51 JFK Parkway, Short Hills, NJ 07078
Healthcare Defense Glossary

Grand jury subpoena

A grand jury subpoena is a compulsory order issued by a federal grand jury, usually at the request of a U.S. Attorney, requiring the production of documents (subpoena duces tecum) or testimony (subpoena ad testificandum) in connection with a criminal investigation. Service of a grand jury subpoena signals an active criminal investigation, even where the recipient is not yet a named target. Fifth Amendment, attorney-client privilege, and work product doctrine analysis are central to the response.

How a grand jury subpoena works

The grand jury sits in secret under Federal Rule of Criminal Procedure 6. A subpoena issues over the signature of the clerk and is served by the U.S. Marshals Service or by mail. The return date is typically 30 days from service, though prosecutors routinely negotiate. The recipient has a duty to preserve responsive materials from the moment the subpoena is served, and destruction or concealment can expose the recipient to obstruction charges under 18 USC 1503 or 1512.

Procedural defenses include motions to quash on overbreadth, undue burden, or relevance grounds; assertion of the Fifth Amendment privilege against self-incrimination for an individual recipient (the act-of-production doctrine governs the application of the Fifth to document production); attorney-client privilege and work product assertions; and First Amendment, marital, or other testimonial privileges as the facts allow. The grand jury secrecy rule (Rule 6(e)) limits what prosecutors can disclose about the investigation, and counsel for the recipient navigates the response without knowing the full scope of the grand jury's work.

When a grand jury subpoena applies

Grand jury subpoenas issue in criminal healthcare fraud investigations under 18 USC 1347, kickback investigations under 42 USC 1320a-7b, controlled substance investigations, money laundering investigations, and conspiracy investigations that frequently accompany healthcare fraud charges. They may be served on the suspected violator, on related corporate entities, on third parties (banks, vendors, employees), or on professional advisors subject to applicable privileges.

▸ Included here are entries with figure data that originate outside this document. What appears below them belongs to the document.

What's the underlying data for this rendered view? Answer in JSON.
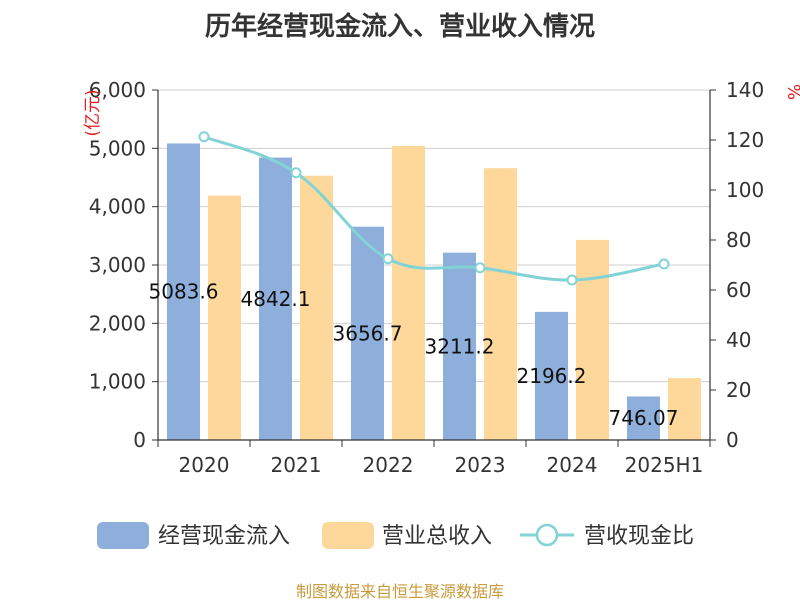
{
  "title": "历年经营现金流入、营业收入情况",
  "source": "制图数据来自恒生聚源数据库",
  "chart_data": {
    "type": "bar",
    "categories": [
      "2020",
      "2021",
      "2022",
      "2023",
      "2024",
      "2025H1"
    ],
    "series": [
      {
        "name": "经营现金流入",
        "type": "bar",
        "axis": "left",
        "color": "#8eaedb",
        "values": [
          5083.6,
          4842.1,
          3656.7,
          3211.2,
          2196.2,
          746.07
        ],
        "labels": [
          "5083.6",
          "4842.1",
          "3656.7",
          "3211.2",
          "2196.2",
          "746.07"
        ]
      },
      {
        "name": "营业总收入",
        "type": "bar",
        "axis": "left",
        "color": "#fdd89a",
        "values": [
          4190,
          4530,
          5040,
          4660,
          3430,
          1060
        ]
      },
      {
        "name": "营收现金比",
        "type": "line",
        "axis": "right",
        "color": "#82d3d6",
        "values": [
          121.3,
          106.9,
          72.5,
          68.9,
          64.0,
          70.4
        ]
      }
    ],
    "y_left": {
      "unit": "亿元",
      "ylim": [
        0,
        6000
      ],
      "ticks": [
        "0",
        "1,000",
        "2,000",
        "3,000",
        "4,000",
        "5,000",
        "6,000"
      ]
    },
    "y_right": {
      "unit": "%",
      "ylim": [
        0,
        140
      ],
      "ticks": [
        "0",
        "20",
        "40",
        "60",
        "80",
        "100",
        "120",
        "140"
      ]
    },
    "grid": true,
    "legend": "bottom"
  }
}
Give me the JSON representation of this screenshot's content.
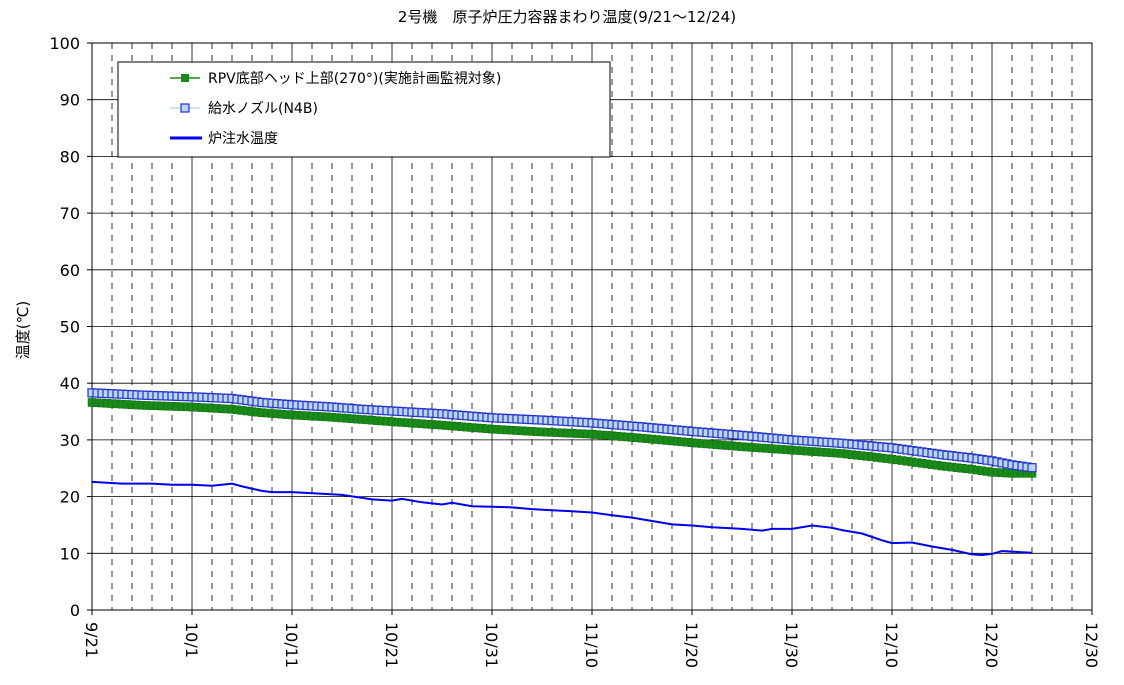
{
  "chart_data": {
    "type": "line",
    "title": "2号機　原子炉圧力容器まわり温度(9/21～12/24)",
    "xlabel": "",
    "ylabel": "温度(℃)",
    "ylim": [
      0,
      100
    ],
    "yticks": [
      0,
      10,
      20,
      30,
      40,
      50,
      60,
      70,
      80,
      90,
      100
    ],
    "x_day_range": [
      0,
      100
    ],
    "xticks": [
      {
        "day": 0,
        "label": "9/21"
      },
      {
        "day": 10,
        "label": "10/1"
      },
      {
        "day": 20,
        "label": "10/11"
      },
      {
        "day": 30,
        "label": "10/21"
      },
      {
        "day": 40,
        "label": "10/31"
      },
      {
        "day": 50,
        "label": "11/10"
      },
      {
        "day": 60,
        "label": "11/20"
      },
      {
        "day": 70,
        "label": "11/30"
      },
      {
        "day": 80,
        "label": "12/10"
      },
      {
        "day": 90,
        "label": "12/20"
      },
      {
        "day": 100,
        "label": "12/30"
      }
    ],
    "grid": true,
    "legend_position": "top-left",
    "series": [
      {
        "name": "RPV底部ヘッド上部(270°)(実施計画監視対象)",
        "color": "#1a8a1a",
        "marker": "filled-square",
        "x": [
          0,
          5,
          10,
          14,
          17,
          20,
          24,
          27,
          30,
          35,
          40,
          45,
          50,
          55,
          60,
          65,
          70,
          75,
          80,
          85,
          88,
          90,
          92,
          94
        ],
        "y": [
          36.6,
          36.1,
          35.8,
          35.4,
          34.8,
          34.4,
          34.0,
          33.6,
          33.2,
          32.6,
          31.9,
          31.4,
          31.0,
          30.3,
          29.5,
          28.8,
          28.2,
          27.6,
          26.6,
          25.4,
          24.8,
          24.3,
          24.1,
          24.1
        ]
      },
      {
        "name": "給水ノズル(N4B)",
        "color": "#2233cc",
        "marker": "hollow-square",
        "x": [
          0,
          5,
          10,
          14,
          17,
          20,
          24,
          27,
          30,
          35,
          40,
          45,
          50,
          55,
          60,
          65,
          70,
          75,
          80,
          85,
          88,
          90,
          92,
          94
        ],
        "y": [
          38.3,
          37.9,
          37.6,
          37.3,
          36.6,
          36.2,
          35.8,
          35.4,
          35.1,
          34.6,
          33.9,
          33.5,
          33.0,
          32.3,
          31.5,
          30.8,
          30.0,
          29.4,
          28.6,
          27.4,
          26.8,
          26.3,
          25.6,
          25.1
        ]
      },
      {
        "name": "炉注水温度",
        "color": "#0000ee",
        "marker": "none",
        "x": [
          0,
          3,
          6,
          8,
          10,
          12,
          14,
          15,
          17,
          18,
          20,
          23,
          25,
          28,
          30,
          31,
          33,
          35,
          36,
          38,
          40,
          42,
          44,
          46,
          48,
          50,
          52,
          54,
          56,
          58,
          60,
          62,
          65,
          67,
          68,
          70,
          72,
          74,
          75,
          77,
          79,
          80,
          82,
          84,
          86,
          88,
          89,
          90,
          91,
          92,
          93,
          94
        ],
        "y": [
          22.6,
          22.3,
          22.3,
          22.1,
          22.1,
          21.9,
          22.3,
          21.8,
          21.0,
          20.8,
          20.8,
          20.5,
          20.3,
          19.5,
          19.3,
          19.6,
          19.0,
          18.6,
          18.9,
          18.3,
          18.2,
          18.1,
          17.8,
          17.6,
          17.4,
          17.2,
          16.7,
          16.3,
          15.7,
          15.1,
          14.9,
          14.6,
          14.3,
          14.0,
          14.3,
          14.3,
          14.9,
          14.5,
          14.1,
          13.5,
          12.3,
          11.8,
          11.9,
          11.2,
          10.6,
          9.8,
          9.7,
          9.9,
          10.4,
          10.3,
          10.2,
          10.1
        ]
      }
    ]
  }
}
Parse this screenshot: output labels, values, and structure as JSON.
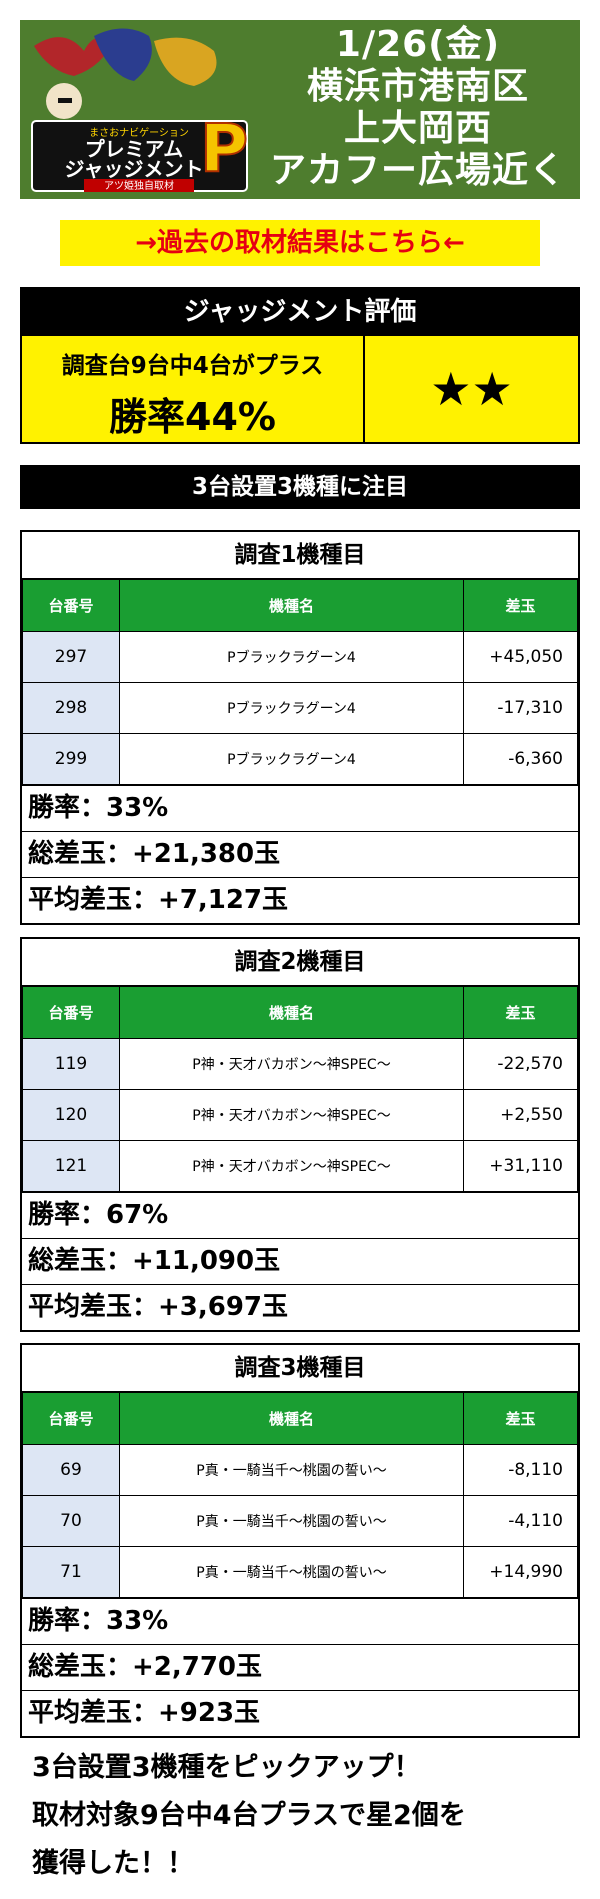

The recipient's exposure under a grand jury subpoena

The most acute exposure is criminal: indictment, conviction, imprisonment, fines, and forfeiture. Healthcare-specific consequences include mandatory exclusion from federal programs after certain convictions and the loss of DEA registration and state license. Collateral exposures run alongside the criminal track: parallel civil FCA liability, regulatory action, and reputational consequences. The defense framework focuses on the privilege analysis, parallel civil-criminal coordination, Fifth Amendment posture for individual witnesses, witness preparation under grand jury secrecy rules, and the strategic use of the response to position the matter for declination or favorable resolution before indictment.